Where Singapore Education Falls Short

Where Singapore Education Falls Short

September 14, 2020

Ahead of his panel discussion at EdTech Asia’s webinar tomorrow (free registration here!), Doyobi Founder John Tan muses about what’s lacking in SIngapore’s education system.

Singapore’s rigorous education system

As I was preparing for a panel discussion about leveraging Singapore’s edtech edge, it got me thinking: what is it about Singapore education that makes it world-renowned, PISA ranking aside (or is it all about the PISA score!?)

The Singapore education system is undoubtedly rigorous. Singapore students have strong ability to ‘apply mathematical knowledge to solve problems in real-world contexts’ (PISA Mathematics test). They can ‘use scientific knowledge to identify questions, acquire new knowledge, explain scientific phenomena, and draw evidence-based conclusions about science-related issues’ (PISA Science test). They are able to ‘construct, extend and reflect on the meaning of what they have read across a wide range of continuous and non-continuous texts’ (PISA Reading test).

It’s because of students’ abilities across these different subjects that Singapore was ranked number two in the world (behind China) in the 2018 PISA Rankings for Mathematics, Science and Reading.

So what could possibly be wrong with the Singapore education system?

(There should be) More to education than just knowledge

Nobody will argue against a strong foundation in reading, math and science. As everyone knows, however, knowledge is just one Google search away. It’s not what you know, it’s what you do with what you know. The creator mindset, if you will.

The Singapore system heavily favours knowledge over creative output, which is also a common criticism levelled against PISA assessments. It’s far easier to prepare students to sit for standardised tests than to equip them with the skills and mindset to be creators and producers in the digital economy.

In a capitalist world people are richly rewarded for providing the world with what it most needs, from automobiles at the turn of the 20th century (Henry Ford) to spreadsheets and word processors in the 80s and 90s (Bill Gates) to e-commerce and cloud computing in the 21st century (Jeff Bezos). Kara Swisher of Recode/Decode and the Pivot podcast fame postulated that the world’s first trillionaire will be the person who solves climate change. Climate solutions have already minted billionaires. Elon Musk is just the most vocal and high profile.

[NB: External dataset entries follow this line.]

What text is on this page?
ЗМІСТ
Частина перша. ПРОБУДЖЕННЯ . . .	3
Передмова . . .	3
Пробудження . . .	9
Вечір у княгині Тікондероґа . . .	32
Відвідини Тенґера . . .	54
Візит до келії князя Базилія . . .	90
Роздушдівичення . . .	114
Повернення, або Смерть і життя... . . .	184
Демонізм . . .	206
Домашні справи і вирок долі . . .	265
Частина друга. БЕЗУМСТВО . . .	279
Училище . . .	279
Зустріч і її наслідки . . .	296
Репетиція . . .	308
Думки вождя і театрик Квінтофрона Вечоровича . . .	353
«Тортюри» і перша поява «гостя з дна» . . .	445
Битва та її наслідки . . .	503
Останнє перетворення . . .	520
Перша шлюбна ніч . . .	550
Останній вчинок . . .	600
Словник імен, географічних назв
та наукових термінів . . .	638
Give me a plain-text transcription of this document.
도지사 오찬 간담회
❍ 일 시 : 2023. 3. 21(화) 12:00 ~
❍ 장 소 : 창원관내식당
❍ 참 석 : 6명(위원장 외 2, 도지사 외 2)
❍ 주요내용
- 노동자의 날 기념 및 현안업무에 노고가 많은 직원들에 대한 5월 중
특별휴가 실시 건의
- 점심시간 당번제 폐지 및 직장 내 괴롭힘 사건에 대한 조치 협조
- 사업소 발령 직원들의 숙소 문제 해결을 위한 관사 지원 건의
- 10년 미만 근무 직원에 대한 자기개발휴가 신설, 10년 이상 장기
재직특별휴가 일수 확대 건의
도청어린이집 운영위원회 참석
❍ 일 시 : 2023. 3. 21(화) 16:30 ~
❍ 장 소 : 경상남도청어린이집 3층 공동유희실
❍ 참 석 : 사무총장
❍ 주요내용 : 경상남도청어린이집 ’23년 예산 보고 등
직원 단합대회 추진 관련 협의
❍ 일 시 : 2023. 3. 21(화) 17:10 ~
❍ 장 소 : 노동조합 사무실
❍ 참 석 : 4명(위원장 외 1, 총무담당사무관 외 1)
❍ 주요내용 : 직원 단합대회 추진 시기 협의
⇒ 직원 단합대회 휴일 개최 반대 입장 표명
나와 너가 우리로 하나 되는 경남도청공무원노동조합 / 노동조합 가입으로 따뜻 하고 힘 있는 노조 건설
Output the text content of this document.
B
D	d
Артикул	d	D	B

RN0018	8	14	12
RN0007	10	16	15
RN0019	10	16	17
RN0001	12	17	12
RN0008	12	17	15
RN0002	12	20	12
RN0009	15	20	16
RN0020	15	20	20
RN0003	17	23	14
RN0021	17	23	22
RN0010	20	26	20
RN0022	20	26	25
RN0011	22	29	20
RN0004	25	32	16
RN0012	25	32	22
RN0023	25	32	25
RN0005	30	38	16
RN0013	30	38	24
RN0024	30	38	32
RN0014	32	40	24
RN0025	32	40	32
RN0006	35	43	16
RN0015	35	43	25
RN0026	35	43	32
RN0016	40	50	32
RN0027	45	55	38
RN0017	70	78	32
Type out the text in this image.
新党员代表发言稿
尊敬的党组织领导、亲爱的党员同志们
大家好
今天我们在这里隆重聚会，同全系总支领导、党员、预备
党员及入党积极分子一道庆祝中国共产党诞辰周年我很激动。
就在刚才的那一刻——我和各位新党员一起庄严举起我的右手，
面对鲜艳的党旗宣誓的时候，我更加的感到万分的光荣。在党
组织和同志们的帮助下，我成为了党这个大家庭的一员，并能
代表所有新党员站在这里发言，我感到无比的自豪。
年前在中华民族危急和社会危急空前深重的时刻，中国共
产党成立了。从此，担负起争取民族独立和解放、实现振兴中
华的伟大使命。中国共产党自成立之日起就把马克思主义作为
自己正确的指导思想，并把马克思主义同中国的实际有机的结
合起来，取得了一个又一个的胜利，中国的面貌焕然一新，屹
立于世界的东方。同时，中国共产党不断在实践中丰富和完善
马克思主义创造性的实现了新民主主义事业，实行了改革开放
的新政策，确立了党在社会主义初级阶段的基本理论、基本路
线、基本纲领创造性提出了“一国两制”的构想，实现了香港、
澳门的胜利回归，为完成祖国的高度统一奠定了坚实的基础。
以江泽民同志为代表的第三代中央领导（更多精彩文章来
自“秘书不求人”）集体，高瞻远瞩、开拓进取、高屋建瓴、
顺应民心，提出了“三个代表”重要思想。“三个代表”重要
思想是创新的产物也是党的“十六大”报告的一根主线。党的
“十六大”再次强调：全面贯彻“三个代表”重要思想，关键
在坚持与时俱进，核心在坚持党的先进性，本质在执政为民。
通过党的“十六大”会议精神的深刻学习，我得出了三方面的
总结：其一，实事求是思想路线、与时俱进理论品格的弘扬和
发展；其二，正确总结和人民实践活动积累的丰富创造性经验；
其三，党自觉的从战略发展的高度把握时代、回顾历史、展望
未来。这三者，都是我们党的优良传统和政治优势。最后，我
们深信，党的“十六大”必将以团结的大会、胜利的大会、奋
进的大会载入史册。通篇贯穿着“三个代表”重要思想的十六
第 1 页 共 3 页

A strong foundation in math, science and reading certainly helps if you want to fix climate change. But it takes more than that. It takes courage, creativity, imagination, resilience and entrepreneurial skills. These are not attributes and mindsets that can be easily assessed through standardised testing, and because they are not tested they are rarely taught.

A strong foundation in math, science and reading certainly helps if you want to fix climate change. But it takes more than that.

Suffice to say creativity, imagination, resilience etc don’t come naturally to most people. They need to be nurtured and developed. Unfortunately these attributes and mindsets are not valued by teachers and parents because they are hard to measure and do not yield immediate payoff. What pays off in the short term is good grades getting into a good high school getting into a good university getting a well-paying job (if that job still exists 10 years from now).

Making a difference in education

We often talk about kids failing the marshmallow test (eating 1 marshmallow now rather than waiting a little bit to have 2). Parents fail the marshmallow test too. They want immediate payoff (good grades) rather than playing the long game. This is why Doyobi’s goal is to combine the rigor of Singapore education (starting with science) with nurturing the attitudes and mindsets that will make kids more likely to create world changing products in the future (fixing climate change will be a good start). We  won’t know until 20 years from now whether we produce a true changemaker or innovator, but we would rather try to make a difference in education than to perpetuate the issues coming out of standardised testing.